Lowenstein conduz com segurança essa escalada, do início leve e mesmo de exaltação do ícone ao ato final carregado dramaticamente, quando se aprofunda em temas delicados e nos possíveis motivos que teriam levado Hutchence a tirar a própria vida. Existe um retorno, com olhar mais atento, à juventude do vocalista, abordando a relação conturbada com os pais, ambos ausentes de modos distintos, ou o sentimento de culpa em relação ao irmão mais novo, que viveu sempre à sua sombra. Porém, o fato mais revelador talvez seja mesmo sobre o incidente ocorrido na Dinamarca, ao lado de Helena, quando Hutchence foi agredido por um taxista, sofrendo uma fratura no crânio que deixou sequelas: a perda total do olfato e parcial do paladar. Lowenstein atribui a essa perda de sentidos – trazendo até mesmo o depoimento de uma especialista – a mudança comportamental de Hutchence, reafirmada por todos. Um momento de ruptura do homem doce e carismático para alguém instável e agressivo.

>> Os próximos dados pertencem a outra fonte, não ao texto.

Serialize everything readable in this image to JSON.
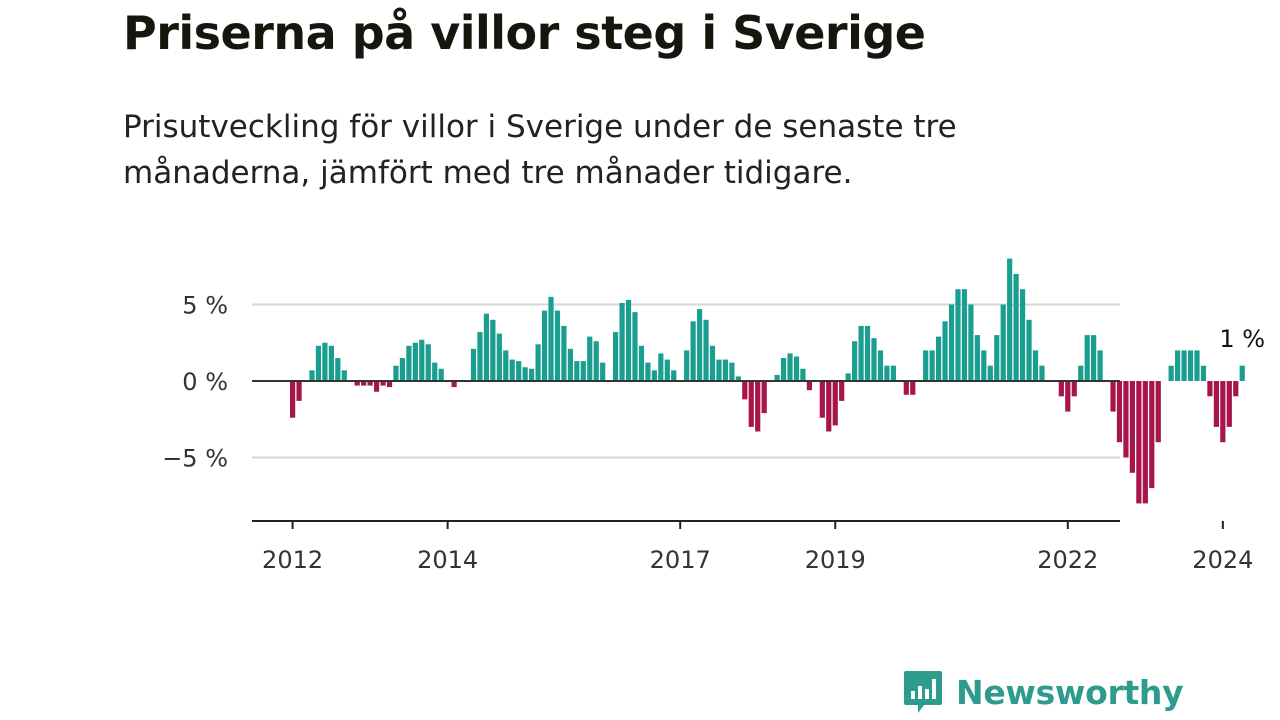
{
  "title": "Priserna på villor steg i Sverige",
  "subtitle": "Prisutveckling för villor i Sverige under de senaste tre månaderna, jämfört med tre månader tidigare.",
  "brand": {
    "name": "Newsworthy",
    "icon": "newsworthy-logo-icon",
    "color": "#2d9b8e"
  },
  "chart_data": {
    "type": "bar",
    "title": "Priserna på villor steg i Sverige",
    "subtitle": "Prisutveckling för villor i Sverige under de senaste tre månaderna, jämfört med tre månader tidigare.",
    "xlabel": "",
    "ylabel": "",
    "unit": "%",
    "ylim": [
      -9,
      10
    ],
    "yticks": [
      {
        "value": 5,
        "label": "5 %"
      },
      {
        "value": 0,
        "label": "0 %"
      },
      {
        "value": -5,
        "label": "−5 %"
      }
    ],
    "xticks": [
      {
        "value": "2012-01",
        "label": "2012"
      },
      {
        "value": "2014-01",
        "label": "2014"
      },
      {
        "value": "2017-01",
        "label": "2017"
      },
      {
        "value": "2019-01",
        "label": "2019"
      },
      {
        "value": "2022-01",
        "label": "2022"
      },
      {
        "value": "2024-01",
        "label": "2024"
      }
    ],
    "grid": true,
    "colors": {
      "positive": "#1a9e90",
      "negative": "#a8154a",
      "zero_line": "#333333",
      "grid": "#d6d6d6"
    },
    "annotation": {
      "value": "2024-04",
      "label": "1 %"
    },
    "x": [
      "2012-01",
      "2012-02",
      "2012-03",
      "2012-04",
      "2012-05",
      "2012-06",
      "2012-07",
      "2012-08",
      "2012-09",
      "2012-10",
      "2012-11",
      "2012-12",
      "2013-01",
      "2013-02",
      "2013-03",
      "2013-04",
      "2013-05",
      "2013-06",
      "2013-07",
      "2013-08",
      "2013-09",
      "2013-10",
      "2013-11",
      "2013-12",
      "2014-01",
      "2014-02",
      "2014-03",
      "2014-04",
      "2014-05",
      "2014-06",
      "2014-07",
      "2014-08",
      "2014-09",
      "2014-10",
      "2014-11",
      "2014-12",
      "2015-01",
      "2015-02",
      "2015-03",
      "2015-04",
      "2015-05",
      "2015-06",
      "2015-07",
      "2015-08",
      "2015-09",
      "2015-10",
      "2015-11",
      "2015-12",
      "2016-01",
      "2016-02",
      "2016-03",
      "2016-04",
      "2016-05",
      "2016-06",
      "2016-07",
      "2016-08",
      "2016-09",
      "2016-10",
      "2016-11",
      "2016-12",
      "2017-01",
      "2017-02",
      "2017-03",
      "2017-04",
      "2017-05",
      "2017-06",
      "2017-07",
      "2017-08",
      "2017-09",
      "2017-10",
      "2017-11",
      "2017-12",
      "2018-01",
      "2018-02",
      "2018-03",
      "2018-04",
      "2018-05",
      "2018-06",
      "2018-07",
      "2018-08",
      "2018-09",
      "2018-10",
      "2018-11",
      "2018-12",
      "2019-01",
      "2019-02",
      "2019-03",
      "2019-04",
      "2019-05",
      "2019-06",
      "2019-07",
      "2019-08",
      "2019-09",
      "2019-10",
      "2019-11",
      "2019-12",
      "2020-01",
      "2020-02",
      "2020-03",
      "2020-04",
      "2020-05",
      "2020-06",
      "2020-07",
      "2020-08",
      "2020-09",
      "2020-10",
      "2020-11",
      "2020-12",
      "2021-01",
      "2021-02",
      "2021-03",
      "2021-04",
      "2021-05",
      "2021-06",
      "2021-07",
      "2021-08",
      "2021-09",
      "2021-10",
      "2021-11",
      "2021-12",
      "2022-01",
      "2022-02",
      "2022-03",
      "2022-04",
      "2022-05",
      "2022-06",
      "2022-07",
      "2022-08",
      "2022-09",
      "2022-10",
      "2022-11",
      "2022-12",
      "2023-01",
      "2023-02",
      "2023-03",
      "2023-04",
      "2023-05",
      "2023-06",
      "2023-07",
      "2023-08",
      "2023-09",
      "2023-10",
      "2023-11",
      "2023-12",
      "2024-01",
      "2024-02",
      "2024-03",
      "2024-04"
    ],
    "series": [
      {
        "values": [
          -2.4,
          -1.3,
          0,
          0.7,
          2.3,
          2.5,
          2.3,
          1.5,
          0.7,
          0,
          -0.3,
          -0.3,
          -0.3,
          -0.7,
          -0.3,
          -0.4,
          1.0,
          1.5,
          2.3,
          2.5,
          2.7,
          2.4,
          1.2,
          0.8,
          0,
          -0.4,
          0,
          0,
          2.1,
          3.2,
          4.4,
          4.0,
          3.1,
          2.0,
          1.4,
          1.3,
          0.9,
          0.8,
          2.4,
          4.6,
          5.5,
          4.6,
          3.6,
          2.1,
          1.3,
          1.3,
          2.9,
          2.6,
          1.2,
          0,
          3.2,
          5.1,
          5.3,
          4.5,
          2.3,
          1.2,
          0.7,
          1.8,
          1.4,
          0.7,
          0,
          2.0,
          3.9,
          4.7,
          4.0,
          2.3,
          1.4,
          1.4,
          1.2,
          0.3,
          -1.2,
          -3.0,
          -3.3,
          -2.1,
          0,
          0.4,
          1.5,
          1.8,
          1.6,
          0.8,
          -0.6,
          0,
          -2.4,
          -3.3,
          -2.9,
          -1.3,
          0.5,
          2.6,
          3.6,
          3.6,
          2.8,
          2.0,
          1.0,
          1.0,
          0,
          -0.9,
          -0.9,
          0,
          2.0,
          2.0,
          2.9,
          3.9,
          5.0,
          6.0,
          6.0,
          5.0,
          3.0,
          2.0,
          1.0,
          3.0,
          5.0,
          8.0,
          7.0,
          6.0,
          4.0,
          2.0,
          1.0,
          0,
          0,
          -1.0,
          -2.0,
          -1.0,
          1.0,
          3.0,
          3.0,
          2.0,
          0,
          -2.0,
          -4.0,
          -5.0,
          -6.0,
          -8.0,
          -8.0,
          -7.0,
          -4.0,
          0,
          1.0,
          2.0,
          2.0,
          2.0,
          2.0,
          1.0,
          -1.0,
          -3.0,
          -4.0,
          -3.0,
          -1.0,
          1.0
        ]
      }
    ]
  }
}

Por fim, Mystify: Michael Hutchence, dedica boa parte de seu ato derradeiro a tratar do envolvimento do protagonista com a apresentadora britânica Paula Yates (também falecida tragicamente, por uma overdose, em 2000). As disputas judiciais com o ex-marido – o cantor Bob Geldof – pela guarda dos filhos e depois pela guarda da filha com Hutchence, um episódio envolvendo posse de drogas e a cobertura agressiva dos tabloides britânicos, tiveram um enorme impacto nos anos finais do líder do INXS. Ao expor todos esses fatos, Lowenstein parece querer afirmar que o impulso autodestrutivo de Hutchence não seria algo natural, que sempre o acompanhou, mas sim fruto das circunstâncias, tornando-o mais uma vítima das pressões do mundo do rock. Tal afirmação ressoa com um tom de pesar genuinamente tocante, fechando a narrativa contada de modo envolvente, com o auxílio do ótimo trabalho de montagem, mesclando os momentos particulares às demonstrações do talento de Hutchence no palco, como as belas imagens do show antológico no estádio de Wembley, em 1991. Mesmo que talvez ofereça mais o olhar idealizado de terceiros sobre o cantor, Lowenstein dá espaço suficiente para que o próprio também se defina, afastando seu retrato da artificialidade e o aproximando da humanização tão desejada.